그럼 anon_pipe_buf_ops 구조체를 살펴보자.

fs/pipe.c

static const struct pipe_buf_operations anon_pipe_buf_ops = {
	.release	= anon_pipe_buf_release,
	.try_steal	= anon_pipe_buf_try_steal,
	.get		= generic_pipe_buf_get,
};

각각의 필드에 함수 포인터가 구성되어있는 것을 알 수 있다.

또한 anon_pipe_buf_ops 역시 상수이기 때문에 커널 영역의 .data영역에 위치한다.

즉, 우리는 pipe_buffer 구조체의 ops 필드를 릭 해 커널 베이스를 알 수 있고, anon_pipe_buf_ops 로 되어있는 필드를 조작할 수 있는 경우에 함수를 후킹할 수 있다. (RIP 를 컨트롤 할 수 있다).
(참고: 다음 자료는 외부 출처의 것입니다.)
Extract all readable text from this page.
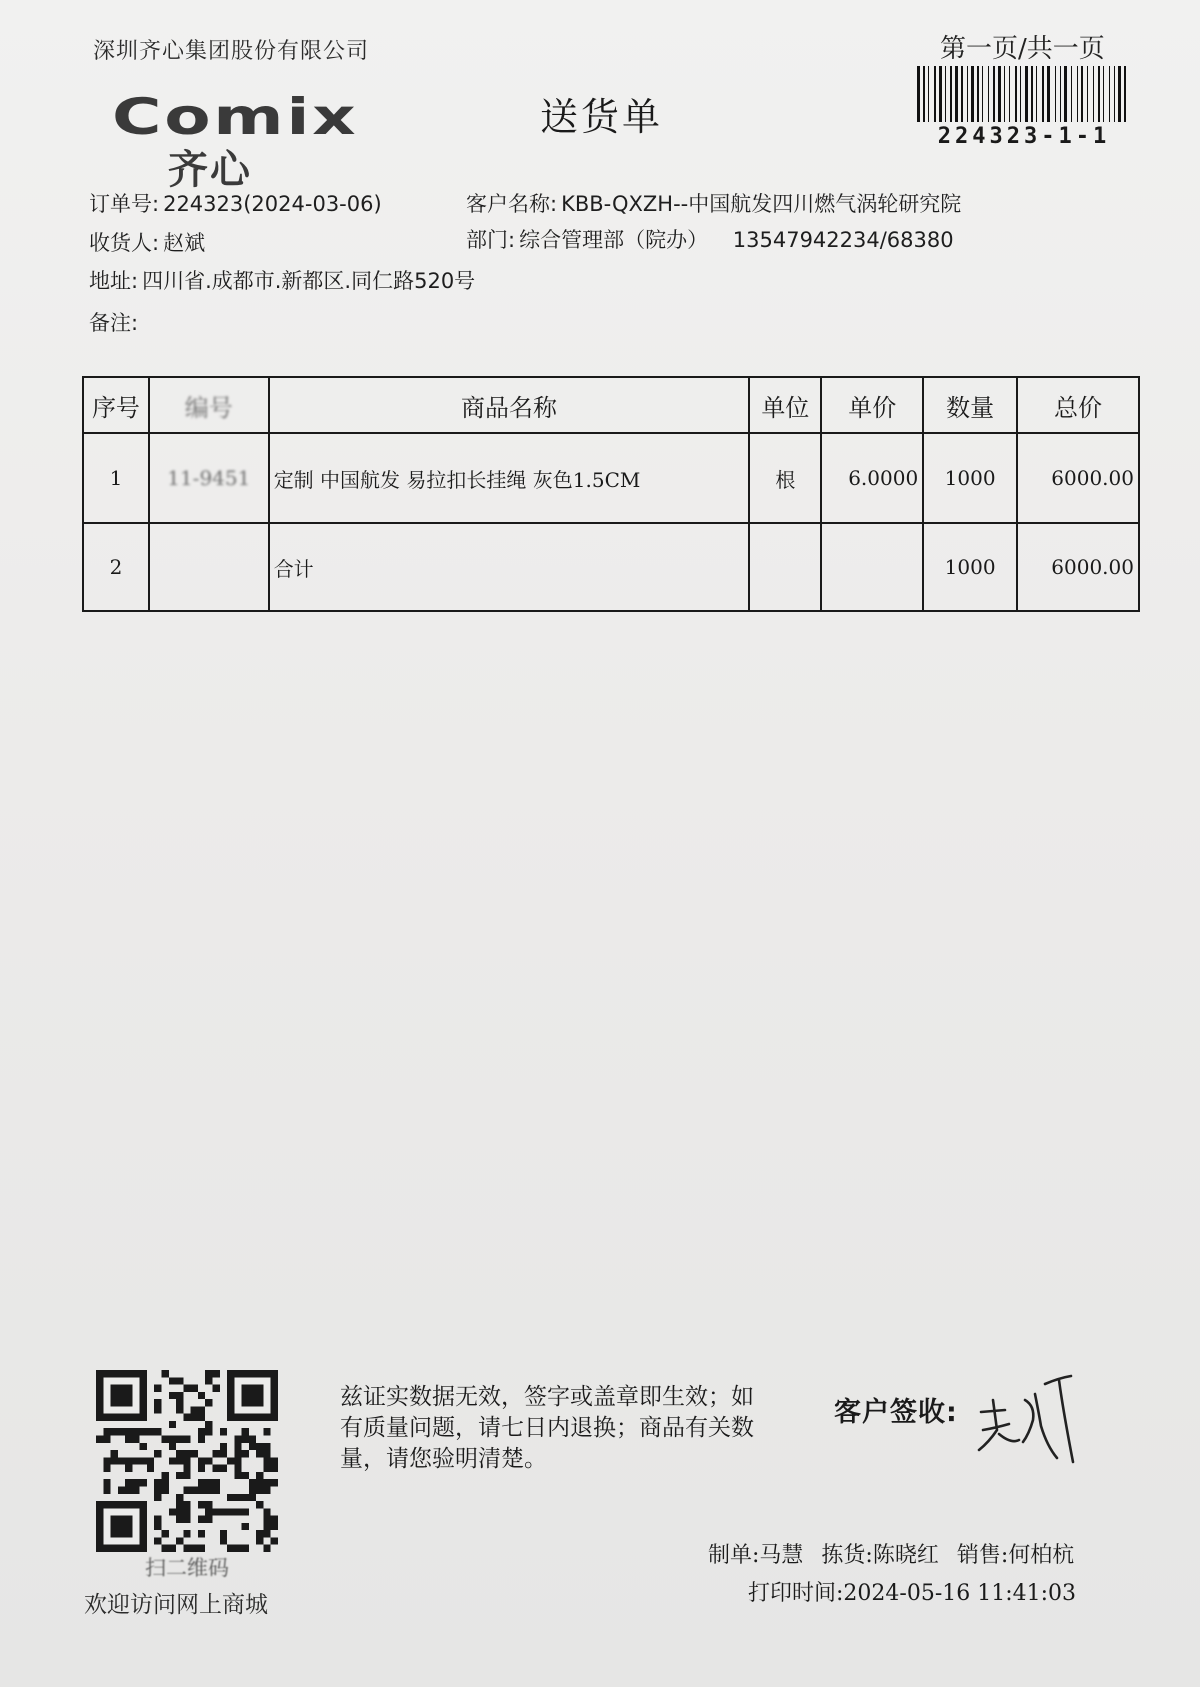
深圳齐心集团股份有限公司	第一页/共一页
224323-1-1
Comix
齐心
送货单
订单号: 224323(2024-03-06)	客户名称: KBB-QXZH--中国航发四川燃气涡轮研究院
收货人: 赵斌	部门: 综合管理部（院办） 13547942234/68380
地址: 四川省.成都市.新都区.同仁路520号
备注:
序号	编号	商品名称	单位	单价	数量	总价
1	11-9451	定制 中国航发 易拉扣长挂绳 灰色1.5CM	根	6.0000	1000	6000.00
2		合计			1000	6000.00
扫二维码
欢迎访问网上商城
兹证实数据无效，签字或盖章即生效；如有质量问题，请七日内退换；商品有关数量，请您验明清楚。
客户签收:
制单:马慧 拣货:陈晓红 销售:何柏杭
打印时间:2024-05-16 11:41:03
How to allocate pipe_buffer

struct pipe_buffer 를 커널 힙 상에 할당하는 방법은 매우 간단하다. sys_pipe 를 호출하여 pipe 를 생성하고, 거기에 write 하면 끝이다.

아래 예제코드는 kmalloc-1024 에 struct pipe_buffer 를 스프레이 하는 코드의 예시이다.

#include <stdio.h>
#include <stdlib.h>
#include <unistd.h>

int main(void)
{
    
    int pipe_fds[1024][2];
    int i;

    for (i = 0; i < 1024; i++)
    {
        if (pipe(pipe_fds[i]) < 0)
        {
            perror("failed create pipe\n");
            exit(0);
        }

        if (write(pipe_fds[i][1], "A", 1) < 0)
        {
            perror("failed write to pipe\n");
            exit(0);
        }
    }

    return 0;
}

Conclusion

CVE-2022-0995 취약점을 공부하면서 알게 된 구조체이다. kmalloc-1024 를 이용해 익스플로잇을 짤 때 언젠가 한번 써먹을 수 있지 않을까 한다.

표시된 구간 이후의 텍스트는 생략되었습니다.